Policies that matter include:
- Targeted funding for hospitals and GPs in underserved areas
- Local campaigns against smoking, heavy drinking and poor diet
- Early detection programmes for cancers and cardiovascular disease
- Support for mental health, especially after economic downturns
A simple scenario: two 60-year-olds, two trajectories
Imagine two women, both 60, with similar education and similar health histories. One lives near Geneva, the other in a deindustrialised town in eastern Germany or northern England.
Both might have access to universal healthcare on paper, but in practice:
- One can get a specialist appointment within weeks, the other waits months.
- One lives in a walkable area with good air quality, the other beside a busy road with limited green space.
- One shops in a neighbourhood full of fresh food options, the other in a place where cheap, ultra-processed food dominates.
Over 10–15 years, these small differences compound. The probability of dying between 55 and 74 creeps up in some regions and falls in others.

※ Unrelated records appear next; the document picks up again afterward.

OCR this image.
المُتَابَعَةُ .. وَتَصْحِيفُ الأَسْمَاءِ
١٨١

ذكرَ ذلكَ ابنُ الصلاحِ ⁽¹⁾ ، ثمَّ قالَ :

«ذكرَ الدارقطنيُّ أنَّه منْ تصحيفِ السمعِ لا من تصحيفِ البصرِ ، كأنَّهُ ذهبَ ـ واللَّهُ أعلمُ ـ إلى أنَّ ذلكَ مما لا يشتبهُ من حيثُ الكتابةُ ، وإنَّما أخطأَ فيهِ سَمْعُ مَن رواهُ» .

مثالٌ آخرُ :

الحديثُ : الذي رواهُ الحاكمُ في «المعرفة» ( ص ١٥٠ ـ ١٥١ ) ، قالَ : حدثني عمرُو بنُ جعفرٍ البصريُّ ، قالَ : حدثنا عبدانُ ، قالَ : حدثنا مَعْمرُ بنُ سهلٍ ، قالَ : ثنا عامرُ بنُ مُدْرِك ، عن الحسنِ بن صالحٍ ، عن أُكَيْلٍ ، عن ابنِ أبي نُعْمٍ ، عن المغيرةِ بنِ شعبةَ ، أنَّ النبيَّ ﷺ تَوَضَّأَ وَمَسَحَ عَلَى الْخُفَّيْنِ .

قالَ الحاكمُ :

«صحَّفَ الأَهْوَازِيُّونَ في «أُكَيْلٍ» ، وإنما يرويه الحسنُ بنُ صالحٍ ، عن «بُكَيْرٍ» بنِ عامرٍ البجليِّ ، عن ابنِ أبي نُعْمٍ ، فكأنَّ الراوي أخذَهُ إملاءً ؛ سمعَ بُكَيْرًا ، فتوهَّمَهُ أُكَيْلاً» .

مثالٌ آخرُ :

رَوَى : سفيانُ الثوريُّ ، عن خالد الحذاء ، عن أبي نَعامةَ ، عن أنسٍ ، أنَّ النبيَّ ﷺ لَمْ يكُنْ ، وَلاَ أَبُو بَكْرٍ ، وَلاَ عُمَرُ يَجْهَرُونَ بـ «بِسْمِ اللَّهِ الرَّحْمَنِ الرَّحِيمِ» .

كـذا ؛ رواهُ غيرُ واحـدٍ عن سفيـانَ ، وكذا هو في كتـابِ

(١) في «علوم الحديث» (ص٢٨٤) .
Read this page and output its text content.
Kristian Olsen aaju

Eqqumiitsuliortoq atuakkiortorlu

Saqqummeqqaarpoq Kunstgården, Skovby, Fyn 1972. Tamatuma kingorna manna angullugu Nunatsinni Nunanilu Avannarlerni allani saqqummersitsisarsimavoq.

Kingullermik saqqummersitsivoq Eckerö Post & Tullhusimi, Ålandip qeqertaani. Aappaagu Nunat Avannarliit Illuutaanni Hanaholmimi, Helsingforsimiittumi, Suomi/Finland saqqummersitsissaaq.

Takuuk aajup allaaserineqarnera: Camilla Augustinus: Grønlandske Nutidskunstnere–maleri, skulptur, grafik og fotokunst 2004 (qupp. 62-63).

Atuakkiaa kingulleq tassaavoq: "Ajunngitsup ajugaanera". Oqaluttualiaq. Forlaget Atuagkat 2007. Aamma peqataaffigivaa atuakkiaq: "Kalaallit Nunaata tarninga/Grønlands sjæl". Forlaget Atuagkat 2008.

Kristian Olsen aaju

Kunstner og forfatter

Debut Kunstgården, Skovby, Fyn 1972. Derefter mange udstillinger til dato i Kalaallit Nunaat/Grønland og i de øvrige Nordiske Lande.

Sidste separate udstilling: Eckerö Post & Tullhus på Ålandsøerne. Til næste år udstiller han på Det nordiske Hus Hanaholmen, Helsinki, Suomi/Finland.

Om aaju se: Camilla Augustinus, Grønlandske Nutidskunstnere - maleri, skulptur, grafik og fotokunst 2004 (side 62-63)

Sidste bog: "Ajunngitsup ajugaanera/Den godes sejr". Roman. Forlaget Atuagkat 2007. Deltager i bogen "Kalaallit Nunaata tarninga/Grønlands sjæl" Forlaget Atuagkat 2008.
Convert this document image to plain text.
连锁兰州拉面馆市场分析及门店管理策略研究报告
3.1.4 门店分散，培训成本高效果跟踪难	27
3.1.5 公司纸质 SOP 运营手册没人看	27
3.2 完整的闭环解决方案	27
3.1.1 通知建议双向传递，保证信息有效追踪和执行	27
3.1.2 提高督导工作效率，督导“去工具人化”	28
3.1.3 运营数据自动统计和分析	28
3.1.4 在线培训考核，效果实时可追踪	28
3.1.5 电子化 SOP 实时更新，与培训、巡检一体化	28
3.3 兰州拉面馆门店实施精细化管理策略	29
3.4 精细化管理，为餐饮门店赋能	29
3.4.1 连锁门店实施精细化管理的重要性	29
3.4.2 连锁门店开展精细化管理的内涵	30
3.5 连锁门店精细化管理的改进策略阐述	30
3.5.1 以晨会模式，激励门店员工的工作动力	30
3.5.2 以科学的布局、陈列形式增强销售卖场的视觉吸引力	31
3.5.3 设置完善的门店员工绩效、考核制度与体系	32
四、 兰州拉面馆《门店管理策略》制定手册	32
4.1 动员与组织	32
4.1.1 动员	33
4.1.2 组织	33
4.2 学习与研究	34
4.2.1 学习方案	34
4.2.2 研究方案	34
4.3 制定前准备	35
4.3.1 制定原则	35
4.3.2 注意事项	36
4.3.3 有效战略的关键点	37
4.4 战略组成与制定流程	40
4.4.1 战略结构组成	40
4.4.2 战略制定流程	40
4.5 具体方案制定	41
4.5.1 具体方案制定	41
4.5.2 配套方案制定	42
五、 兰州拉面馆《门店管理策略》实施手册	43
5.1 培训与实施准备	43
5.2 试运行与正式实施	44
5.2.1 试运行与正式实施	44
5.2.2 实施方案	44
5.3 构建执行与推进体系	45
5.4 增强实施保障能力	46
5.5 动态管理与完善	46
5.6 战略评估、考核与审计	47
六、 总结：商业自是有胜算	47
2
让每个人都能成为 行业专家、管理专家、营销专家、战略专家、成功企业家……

That is the hidden engine behind Europe’s two-speed longevity.
Key concepts behind “two-speed” longevity
A couple of terms help make sense of this shift.
Life expectancy is a statistical measure: the average number of years a newborn could live if current death rates at each age stayed the same. It does not predict an individual future, but it exposes how a society is doing.
Premature mortality usually refers to deaths before a certain age, often 75. The worrying stagnation among 55–74-year-olds is essentially a problem of premature mortality, often preventable through changes in behaviour and better public policies.
The study suggests that narrowing regional gaps in premature mortality would likely deliver more additional years of life than any single high-tech medical breakthrough confined to already wealthy regions.
For governments and local authorities, that means long-term gains may come less from headline-grabbing innovations and more from steady work: tackling smoking and alcohol harm, improving housing and air quality, and ensuring that a person’s lifespan is not decided by the side of a border or the fate of a single local industry.